Mais dans le mythe, il y a aussi la prise de la Bastille et le peuple a exigé la libération de tous les détenus politiques. Les portes des prisons se sont ouvertes pour tous les démocrates, les droits communs et même les communistes qui sont allés rejoindre les troupes ennemies. À sa naissance, la République ne saurait être chiche de sa générosité.
Comme en 1793, on a décrété la patrie en danger, la mobilisation générale et la levée en masse.
– Futurs citoyens de la République khmère, organisez-vous en groupe de partisans pour défendre énergiquement, par n’importe quel moyen, chacune des parcelles de notre territoire. Chers compatriotes, l’heure est venue de sauver notre patrie, notre race et notre religion.

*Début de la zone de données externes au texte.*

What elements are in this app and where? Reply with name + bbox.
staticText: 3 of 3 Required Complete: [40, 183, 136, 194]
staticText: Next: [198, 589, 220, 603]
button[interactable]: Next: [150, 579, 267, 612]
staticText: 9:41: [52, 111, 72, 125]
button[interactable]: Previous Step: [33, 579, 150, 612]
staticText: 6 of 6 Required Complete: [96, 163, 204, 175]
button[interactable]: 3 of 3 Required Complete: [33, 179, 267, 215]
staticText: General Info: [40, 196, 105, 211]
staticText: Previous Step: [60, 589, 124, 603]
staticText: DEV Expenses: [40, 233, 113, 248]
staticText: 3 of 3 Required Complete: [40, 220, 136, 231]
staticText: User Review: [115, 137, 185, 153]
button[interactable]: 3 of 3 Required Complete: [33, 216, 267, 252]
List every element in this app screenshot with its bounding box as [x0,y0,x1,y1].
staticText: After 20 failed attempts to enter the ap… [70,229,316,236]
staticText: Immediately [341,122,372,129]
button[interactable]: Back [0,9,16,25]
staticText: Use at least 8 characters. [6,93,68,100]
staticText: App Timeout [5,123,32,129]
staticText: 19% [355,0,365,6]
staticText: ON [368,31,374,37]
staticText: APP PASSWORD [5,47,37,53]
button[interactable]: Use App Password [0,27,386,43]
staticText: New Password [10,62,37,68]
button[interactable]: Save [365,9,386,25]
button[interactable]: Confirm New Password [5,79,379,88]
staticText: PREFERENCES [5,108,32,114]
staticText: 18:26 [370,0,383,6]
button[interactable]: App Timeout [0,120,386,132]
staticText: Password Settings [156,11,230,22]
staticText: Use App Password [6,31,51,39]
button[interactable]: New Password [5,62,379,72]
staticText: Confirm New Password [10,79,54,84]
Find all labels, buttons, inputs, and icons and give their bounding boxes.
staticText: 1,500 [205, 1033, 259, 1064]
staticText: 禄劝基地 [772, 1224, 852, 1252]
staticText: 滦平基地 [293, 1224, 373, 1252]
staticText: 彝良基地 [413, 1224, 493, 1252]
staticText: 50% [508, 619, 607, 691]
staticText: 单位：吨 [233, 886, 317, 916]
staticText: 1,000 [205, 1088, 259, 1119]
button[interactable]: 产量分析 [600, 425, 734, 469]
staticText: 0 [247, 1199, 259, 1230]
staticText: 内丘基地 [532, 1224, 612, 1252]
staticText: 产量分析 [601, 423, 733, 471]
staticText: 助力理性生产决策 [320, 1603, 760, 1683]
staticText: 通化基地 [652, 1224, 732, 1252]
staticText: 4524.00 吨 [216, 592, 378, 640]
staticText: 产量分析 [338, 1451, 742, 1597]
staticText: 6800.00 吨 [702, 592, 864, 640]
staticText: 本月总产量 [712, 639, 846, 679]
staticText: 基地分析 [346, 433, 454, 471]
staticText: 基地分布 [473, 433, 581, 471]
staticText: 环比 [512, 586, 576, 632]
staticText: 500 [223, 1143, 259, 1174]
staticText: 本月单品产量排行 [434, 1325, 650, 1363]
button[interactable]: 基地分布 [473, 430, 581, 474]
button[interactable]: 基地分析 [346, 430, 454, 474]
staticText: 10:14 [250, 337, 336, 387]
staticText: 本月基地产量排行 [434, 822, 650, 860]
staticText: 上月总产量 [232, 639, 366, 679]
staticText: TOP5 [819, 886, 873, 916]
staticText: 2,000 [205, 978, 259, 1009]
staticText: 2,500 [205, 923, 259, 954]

Des dizaines de milliers de volontaires ont répondu présents. Il a fallu rapidement les intégrer en bataillons, les bataillons en régiments, les régiments en brigades. L’armée n’ayant pas les ressources suffisantes, on a réquisitionné bus et camions pour les envoyer au front. Les incorporés recevaient une formation militaire de six jours, dans un stade, au lieu des six mois traditionnels, ainsi que des uniformes disparates et des fusils avant d’aller affronter les troupes aguerries de Hanoï. On les appelait « les soldats de 24 heures ». Lon Nol voulait opposer aux envahisseurs plus de deux cent mille volontaires. Avant le conflit, les effectifs des FARK ne dépassaient pas les trente mille. Malgré les pertes, soixante mille hommes attendaient de pied ferme les vietcongs devant la capitale.
Se souvenant toujours de la Grande Révolution, les dirigeants ont décidé d’organiser l’équivalent de la Fête de la Fédération[3], le 11 avril, tandis que les combats faisaient officiellement rage dans les provinces frontalières et, en réalité, s’approchaient dangereusement de Phnom Penh. Il s’agissait comme pour son modèle de célébrer l’union de la nation, le rassemblement avait lieu au stade olympique de Phnom Penh en présence de tout le gouvernement. Le discours de Lon Nol était devenu délirant :
– Un oracle[4] a prédit, il y a deux mille cinq cents ans, l’époque que nous vivons, le mauvais roi en fuite… et l’avènement de la République !
Et dans la chaleur accablante, il a poursuivi en rappelant l’apparition du crocodile blanc, en traitant les Khmers rouges de thmils, c’est-à-dire d’incroyants, d’ennemis de la religion, de démons. Quant aux vietminhs, vietcongs ou, tout simplement, vietnamiens, il n’avait pas de mots assez durs pour qualifier cette race cruelle et fourbe.
Cela ne faisait pas un mois que le Cambodge était en guerre, mais déjà, il avait dépassé le clivage Est/Ouest, capitalisme/communisme, république/monarchie et atteint ce stade où les gens ne sont plus motivés que par une haine viscérale de l’autre. Le stade olympique qui pouvait accueillir plusieurs dizaines de milliers de personnes[5] était rempli, beaucoup devaient se contenter de suivre la retransmission en direct en hurlant dans leur salon. En organisant cette grande fête païenne, Lon Nol et Sirik Matak étaient en phase avec leur peuple.